Título: 'No Brasil eu não ganharia tão bem'
Autor: Patrícia Campos Mello e Renato Cruz
Fonte: O Estado de São Paulo, 13/03/2005, Economia, p. B7

Não é todo brasileiro que precisa lavar prato ou varrer o chão no exterior para conseguir ganhar em moeda forte. Há uma minoria de profissionais que ocupa empregos cobiçados nos Estados Unidos e em outros países. Não chega a ser um fenômeno como o êxodo dos programadores de computador indianos, mas os brasileiros já se destacam em várias áreas. Bancos de investimentos, companhias aéreas, empresas de tecnologia e, naturalmente, churrascarias recrutam a dedo seus funcionários brasileiros. Luiz Eduardo de Salvo, 30 anos, conseguiu o emprego dos sonhos de muitos profissionais do mercado financeiro - ser executivo do banco JP Morgan em Nova York. Salvo começou como trainee no Brasil e foi transferido em 2000. Hoje trabalha com ações da América Latina.

Salvo tem o visto H, para trabalhadores especializados. O governo americano reserva cotas de visto H para trazer de outros países trabalhadores com habilidades específicas, que dificilmente seriam encontrados nos EUA.

O executivo está cercado de brasileiros em Nova York. Entre seus amigos, há cerca de 20 brasileiros trabalhando no mercado financeiro. Mas nem todos os conterrâneos conseguiram empregos tão bons. Conceição, a faxineira que limpa seu apartamento, é brasileira. Roseli, a manicure que faz as unhas de sua mulher, também é brasileira. O engraxate perto do banco, César, e o porteiro do seu prédio, Marcelo, também.

"No Brasil, eu não teria um emprego tão bom nem a mesma remuneração", diz Salvo. Ele não tem previsão de voltar para o Brasil. Mora em um confortável apartamento em Manhattan, com sua mulher, Patrícia, e Carolina - sua filha que acaba de nascer.
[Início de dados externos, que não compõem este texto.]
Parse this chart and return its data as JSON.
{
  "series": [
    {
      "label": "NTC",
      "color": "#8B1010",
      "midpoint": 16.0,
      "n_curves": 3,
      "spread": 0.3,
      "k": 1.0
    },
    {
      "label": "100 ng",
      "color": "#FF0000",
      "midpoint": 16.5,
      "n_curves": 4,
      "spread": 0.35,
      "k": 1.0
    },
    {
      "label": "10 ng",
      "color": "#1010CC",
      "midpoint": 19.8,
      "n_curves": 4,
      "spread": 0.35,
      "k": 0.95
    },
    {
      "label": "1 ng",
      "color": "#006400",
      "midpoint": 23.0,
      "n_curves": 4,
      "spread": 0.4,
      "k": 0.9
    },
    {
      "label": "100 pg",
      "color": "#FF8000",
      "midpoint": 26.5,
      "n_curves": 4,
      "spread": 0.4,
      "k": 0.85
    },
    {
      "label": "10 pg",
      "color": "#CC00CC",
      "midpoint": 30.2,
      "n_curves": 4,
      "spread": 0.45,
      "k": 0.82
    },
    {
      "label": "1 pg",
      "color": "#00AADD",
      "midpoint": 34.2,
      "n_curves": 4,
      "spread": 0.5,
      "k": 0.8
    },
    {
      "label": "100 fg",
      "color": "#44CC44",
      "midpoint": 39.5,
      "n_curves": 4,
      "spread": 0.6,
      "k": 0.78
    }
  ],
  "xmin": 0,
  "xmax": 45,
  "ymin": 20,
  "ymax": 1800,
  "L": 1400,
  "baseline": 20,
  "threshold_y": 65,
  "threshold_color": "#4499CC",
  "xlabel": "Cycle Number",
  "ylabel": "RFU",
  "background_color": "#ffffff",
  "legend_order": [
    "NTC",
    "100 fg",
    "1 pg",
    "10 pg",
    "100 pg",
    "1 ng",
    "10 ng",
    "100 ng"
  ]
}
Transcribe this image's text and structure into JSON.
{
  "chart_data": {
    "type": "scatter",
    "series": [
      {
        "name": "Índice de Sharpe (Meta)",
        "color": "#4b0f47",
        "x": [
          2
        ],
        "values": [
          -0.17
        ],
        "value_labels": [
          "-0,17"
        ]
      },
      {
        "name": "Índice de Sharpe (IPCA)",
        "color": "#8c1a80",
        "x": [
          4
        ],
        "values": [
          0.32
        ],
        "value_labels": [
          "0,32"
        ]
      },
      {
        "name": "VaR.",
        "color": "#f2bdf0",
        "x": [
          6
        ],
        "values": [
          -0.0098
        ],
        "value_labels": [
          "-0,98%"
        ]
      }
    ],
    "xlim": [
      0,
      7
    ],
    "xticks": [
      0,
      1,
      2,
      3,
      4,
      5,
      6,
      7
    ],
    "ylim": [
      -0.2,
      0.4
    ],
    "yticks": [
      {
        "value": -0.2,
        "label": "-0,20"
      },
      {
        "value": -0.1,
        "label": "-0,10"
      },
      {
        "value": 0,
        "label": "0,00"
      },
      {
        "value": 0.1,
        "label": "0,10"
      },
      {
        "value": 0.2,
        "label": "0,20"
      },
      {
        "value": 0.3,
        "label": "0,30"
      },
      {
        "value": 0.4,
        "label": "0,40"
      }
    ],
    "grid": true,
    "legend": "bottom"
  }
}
Sidiclei Demartini, 32 anos, tirou a sorte grande quando foi transferido da churrascaria Fogo de Chão em São Paulo para a filial da rede em Houston, no Texas. Isso foi há 4 anos. Hoje, Demartini é gerente-geral da Fogo de Chão em Chicago.

Quando saiu do Brasil, ganhava R$ 2 mil, tinha um apartamento de um quarto na Avenida Santo Amaro e um Fusca. Hoje, dirige uma caminhonete Dodge Durango de US$ 45 mil. Demartini tem visto L1, de transferências entre subsidiárias. "É muito difícil encontrar americanos que saibam manusear a carne", explica Arri Coser, um dos donos da rede. A Fogo de Chão já expatriou 84 garçons brasileiros para suas filiais nos EUA.
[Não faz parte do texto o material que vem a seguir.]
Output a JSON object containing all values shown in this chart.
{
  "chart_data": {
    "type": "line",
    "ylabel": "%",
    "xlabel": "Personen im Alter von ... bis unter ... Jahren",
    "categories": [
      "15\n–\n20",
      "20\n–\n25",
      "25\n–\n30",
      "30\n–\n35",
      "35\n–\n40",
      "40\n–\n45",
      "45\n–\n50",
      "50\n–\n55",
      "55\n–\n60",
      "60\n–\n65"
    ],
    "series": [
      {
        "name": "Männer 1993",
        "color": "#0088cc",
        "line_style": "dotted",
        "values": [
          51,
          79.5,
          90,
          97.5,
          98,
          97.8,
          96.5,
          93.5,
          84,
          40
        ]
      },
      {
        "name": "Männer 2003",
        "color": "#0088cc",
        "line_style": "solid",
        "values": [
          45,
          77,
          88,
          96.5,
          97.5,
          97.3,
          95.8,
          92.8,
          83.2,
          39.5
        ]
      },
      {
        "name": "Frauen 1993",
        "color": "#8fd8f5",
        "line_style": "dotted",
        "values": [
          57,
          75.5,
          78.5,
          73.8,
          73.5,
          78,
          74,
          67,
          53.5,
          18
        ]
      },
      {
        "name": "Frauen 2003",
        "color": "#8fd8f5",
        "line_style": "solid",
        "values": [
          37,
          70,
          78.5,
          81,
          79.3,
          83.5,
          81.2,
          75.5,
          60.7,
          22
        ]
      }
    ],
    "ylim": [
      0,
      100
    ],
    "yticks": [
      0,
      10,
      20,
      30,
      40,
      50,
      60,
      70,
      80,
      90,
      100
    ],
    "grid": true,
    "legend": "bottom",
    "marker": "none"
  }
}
O brasileiro Márcio Saito, diretor de Tecnologia da Cyclades, foi exportado juntamente com sua empresa para os EUA, em 1992. Nascida em São Paulo, a Cyclades se mudou para o Vale do Silício, na Califórnia.

Os brasileiros também estão em alta nas companhias aéreas. A AVPointer está recrutando 20 comissárias de vôo para a Air Catar e 10 pilotos para a Blue Dart, uma empresa aérea da Índia. "Os pilotos brasileiros são conhecidos por sua habilidade e experiência", diz Marcelo Sassi, sócio da empresa.

Salvo, Demartini e Saito ainda são notáveis exceções. Segundo Ana Cristina Braga Martes, professora da Fundação Getúlio Vargas, mais de 80% dos brasileiros emigram ilegalmente e aceitam trabalhos abaixo de sua qualificação. "Ainda não temos uma fuga de cérebros brasileiros", diz.

Mesmo para quem não faz trabalho especializado, é necessária preparação. O taxista William Takashi Shimizu, de 24 anos, planeja viajar para o Japão com a mulher Gabriela e a filha. Ele vai trabalhar numa fábrica de bolos por dois anos. William e sua esposa fazem curso de japonês no Centro de Informação e Apoio ao Trabalhador no Exterior (Ciate), que tem apoio do governo japonês para preparar brasileiros como a família Shimizu com cursos de língua, leis trabalhistas e usos e costumes no trabalho.